Baby With Deadly Brain Aneurysm Doing Better After Doctor Saved Life With Superglue

State   |   Steven Ertelt   |   Aug 21, 2013   |   3:00PM   |   Kansas City, MO

The baby whose live was saved after a physician used superglue to save her is doing well.

Back in June, LifeNews reported on how an innovative doctor was able to save the life of a 20-day-old girl with a deadly aneurysm thanks to a usage of surgical superglue the manufacturer probably never expected.

Ashlyn Julian was born May 16. The girl began crying and screaming and spitting up constantly, and mother Gina Julian rushed her to Children’s Mercy Hospital in Kansas City, Kan., the Daily Mail reported.

Doctors found an almond-sized aneurysm in her brain — a very rare diagnosis for infants. And they were stumped on the treatment. There were no tools designed to remove it or treat the aneurysm in patients so small. So Dr. Koji Ebersole, an endovascular neurosurgeon, took a chance: He decided to close the aneurysm with surgical superglue. He took a tiny, hair-thin catheter and entered through the baby’s neck to deposit the glue on the area of treatment on the brain.

Now, a local news report from Kansas City shows Ashlyn is doing well in the months since:

Ashlyn Jane Julian visited with Dr. Koji Ebersole at the University of Kansas Hospital, their first time together since Ebersole saved her in June.

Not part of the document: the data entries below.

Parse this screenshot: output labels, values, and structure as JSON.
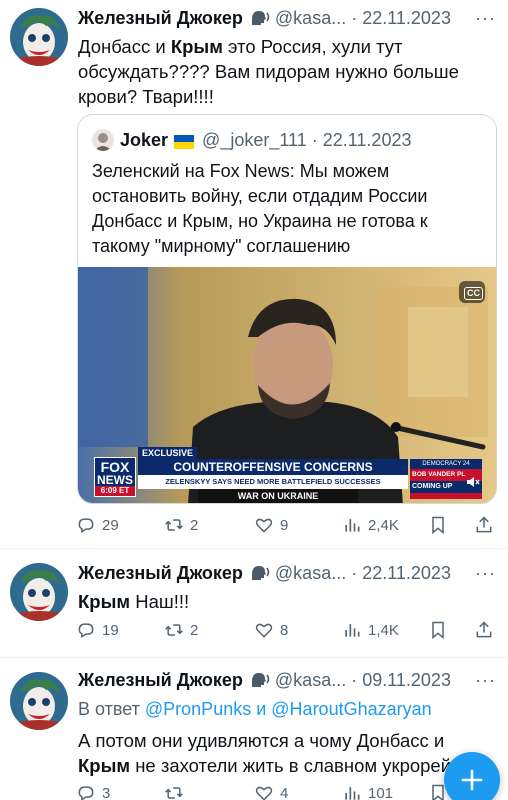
{
  "tweets": [
    {
      "author": "Железный Джокер",
      "handle": "@kasa...",
      "date": "22.11.2023",
      "more": "···",
      "text_parts": [
        "Донбасс и ",
        "Крым",
        " это Россия, хули тут обсуждать???? Вам пидорам нужно больше крови? Твари!!!!"
      ],
      "quote": {
        "author": "Joker",
        "handle": "@_joker_111",
        "date": "22.11.2023",
        "text": "Зеленский на Fox News: Мы можем остановить войну, если отдадим России Донбасс и Крым, но Украина не готова к такому \"мирному\" соглашению",
        "media": {
          "cc": "CC",
          "exclusive": "EXCLUSIVE",
          "headline": "COUNTEROFFENSIVE CONCERNS",
          "subhead": "ZELENSKYY SAYS NEED MORE BATTLEFIELD SUCCESSES",
          "ticker": "WAR ON UKRAINE",
          "logo_top": "FOX",
          "logo_bottom": "NEWS",
          "time": "6:09 ET",
          "side_label": "BOB VANDER PL",
          "coming_up": "COMING UP",
          "side_small": "DEMOCRACY 24"
        }
      },
      "stats": {
        "replies": "29",
        "retweets": "2",
        "likes": "9",
        "views": "2,4K"
      }
    },
    {
      "author": "Железный Джокер",
      "handle": "@kasa...",
      "date": "22.11.2023",
      "more": "···",
      "text_parts": [
        "Крым",
        " Наш!!!"
      ],
      "stats": {
        "replies": "19",
        "retweets": "2",
        "likes": "8",
        "views": "1,4K"
      }
    },
    {
      "author": "Железный Джокер",
      "handle": "@kasa...",
      "date": "09.11.2023",
      "more": "···",
      "reply_prefix": "В ответ ",
      "reply_user1": "@PronPunks",
      "reply_and": " и ",
      "reply_user2": "@HaroutGhazaryan",
      "text_parts": [
        "А потом они удивляются а чому Донбасс и ",
        "Крым",
        " не захотели жить в славном укрорейхе"
      ],
      "stats": {
        "replies": "3",
        "retweets": "",
        "likes": "4",
        "views": "101"
      }
    }
  ],
  "colors": {
    "accent": "#1d9bf0",
    "muted": "#536471",
    "border": "#cfd9de"
  }
}
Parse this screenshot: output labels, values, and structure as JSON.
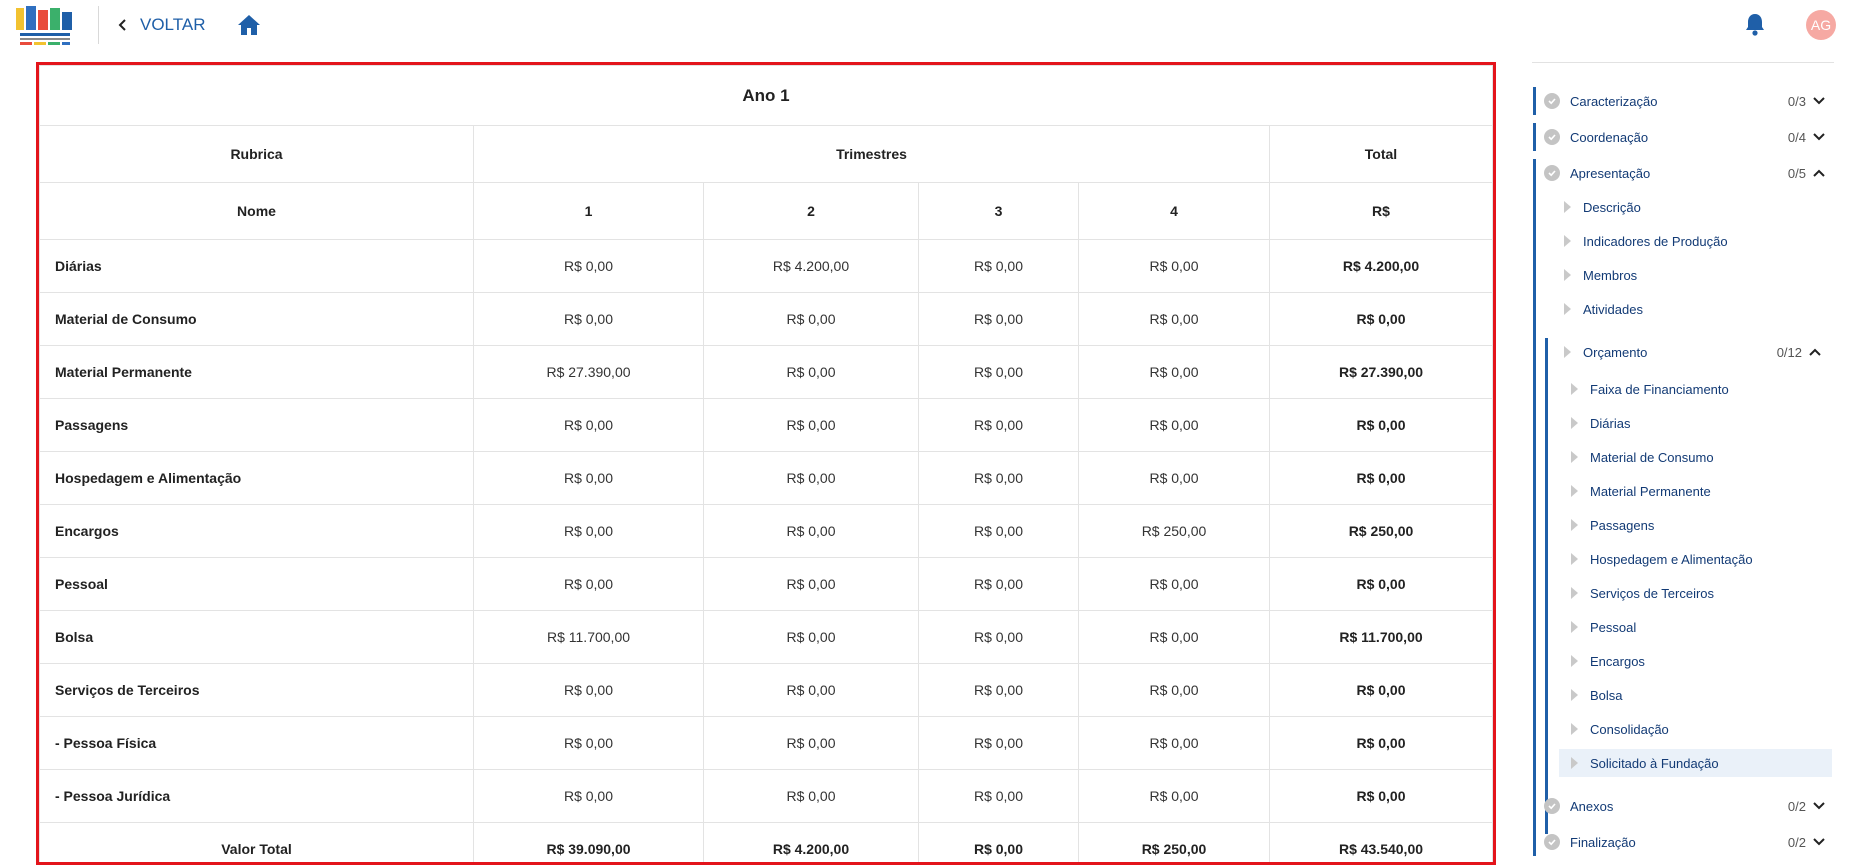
{
  "header": {
    "back_label": "VOLTAR",
    "avatar_initials": "AG",
    "accent_color": "#1f5fa8"
  },
  "budget_table": {
    "year_title": "Ano 1",
    "headers": {
      "rubrica": "Rubrica",
      "trimestres": "Trimestres",
      "total": "Total",
      "nome": "Nome",
      "q1": "1",
      "q2": "2",
      "q3": "3",
      "q4": "4",
      "currency": "R$"
    },
    "rows": [
      {
        "name": "Diárias",
        "q1": "R$ 0,00",
        "q2": "R$ 4.200,00",
        "q3": "R$ 0,00",
        "q4": "R$ 0,00",
        "total": "R$ 4.200,00"
      },
      {
        "name": "Material de Consumo",
        "q1": "R$ 0,00",
        "q2": "R$ 0,00",
        "q3": "R$ 0,00",
        "q4": "R$ 0,00",
        "total": "R$ 0,00"
      },
      {
        "name": "Material Permanente",
        "q1": "R$ 27.390,00",
        "q2": "R$ 0,00",
        "q3": "R$ 0,00",
        "q4": "R$ 0,00",
        "total": "R$ 27.390,00"
      },
      {
        "name": "Passagens",
        "q1": "R$ 0,00",
        "q2": "R$ 0,00",
        "q3": "R$ 0,00",
        "q4": "R$ 0,00",
        "total": "R$ 0,00"
      },
      {
        "name": "Hospedagem e Alimentação",
        "q1": "R$ 0,00",
        "q2": "R$ 0,00",
        "q3": "R$ 0,00",
        "q4": "R$ 0,00",
        "total": "R$ 0,00"
      },
      {
        "name": "Encargos",
        "q1": "R$ 0,00",
        "q2": "R$ 0,00",
        "q3": "R$ 0,00",
        "q4": "R$ 250,00",
        "total": "R$ 250,00"
      },
      {
        "name": "Pessoal",
        "q1": "R$ 0,00",
        "q2": "R$ 0,00",
        "q3": "R$ 0,00",
        "q4": "R$ 0,00",
        "total": "R$ 0,00"
      },
      {
        "name": "Bolsa",
        "q1": "R$ 11.700,00",
        "q2": "R$ 0,00",
        "q3": "R$ 0,00",
        "q4": "R$ 0,00",
        "total": "R$ 11.700,00"
      },
      {
        "name": "Serviços de Terceiros",
        "q1": "R$ 0,00",
        "q2": "R$ 0,00",
        "q3": "R$ 0,00",
        "q4": "R$ 0,00",
        "total": "R$ 0,00"
      },
      {
        "name": "- Pessoa Física",
        "q1": "R$ 0,00",
        "q2": "R$ 0,00",
        "q3": "R$ 0,00",
        "q4": "R$ 0,00",
        "total": "R$ 0,00"
      },
      {
        "name": "- Pessoa Jurídica",
        "q1": "R$ 0,00",
        "q2": "R$ 0,00",
        "q3": "R$ 0,00",
        "q4": "R$ 0,00",
        "total": "R$ 0,00"
      }
    ],
    "sum_row": {
      "name": "Valor Total",
      "q1": "R$ 39.090,00",
      "q2": "R$ 4.200,00",
      "q3": "R$ 0,00",
      "q4": "R$ 250,00",
      "total": "R$ 43.540,00"
    },
    "highlight_border_color": "#e3141b"
  },
  "sidebar": {
    "sections": [
      {
        "label": "Caracterização",
        "count": "0/3",
        "expanded": false
      },
      {
        "label": "Coordenação",
        "count": "0/4",
        "expanded": false
      },
      {
        "label": "Apresentação",
        "count": "0/5",
        "expanded": true
      },
      {
        "label": "Anexos",
        "count": "0/2",
        "expanded": false
      },
      {
        "label": "Finalização",
        "count": "0/2",
        "expanded": false
      }
    ],
    "apresentacao_items": [
      "Descrição",
      "Indicadores de Produção",
      "Membros",
      "Atividades"
    ],
    "orcamento": {
      "label": "Orçamento",
      "count": "0/12",
      "expanded": true
    },
    "orcamento_items": [
      "Faixa de Financiamento",
      "Diárias",
      "Material de Consumo",
      "Material Permanente",
      "Passagens",
      "Hospedagem e Alimentação",
      "Serviços de Terceiros",
      "Pessoal",
      "Encargos",
      "Bolsa",
      "Consolidação",
      "Solicitado à Fundação"
    ],
    "active_item": "Solicitado à Fundação"
  }
}
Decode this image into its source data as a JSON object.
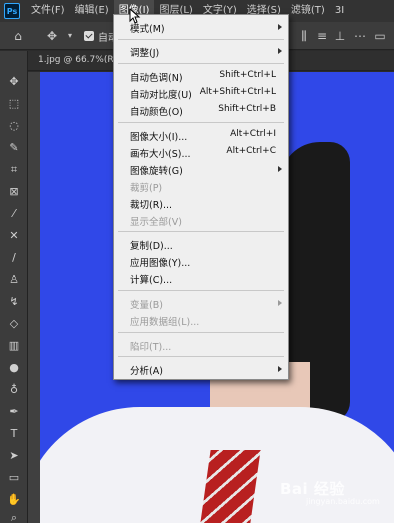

Ebersole used a microcatheter and microwire to deliver a drop of medical superglue to seal an aneurysm that was causing the bleeding.

“She looks fantastic,” Ebersole said. “You forget all those things we went through to save her life.”

There have been only 17 cases of infants Ashlyn’s age suffering a brain bleed since 1949. Her surgery in June was the first time superglue was used to repair an aneurysm in a baby that young.

“She’s absolutely normal,” said Ashlyn’s mother, Gina Julian. “If you didn’t know that she had the procedure, you would never know.  She does everything on task that she’s supposed to do.”

“You would never figure right now the way she is,” said her father, Jared Julian. “We are blessed because of it.”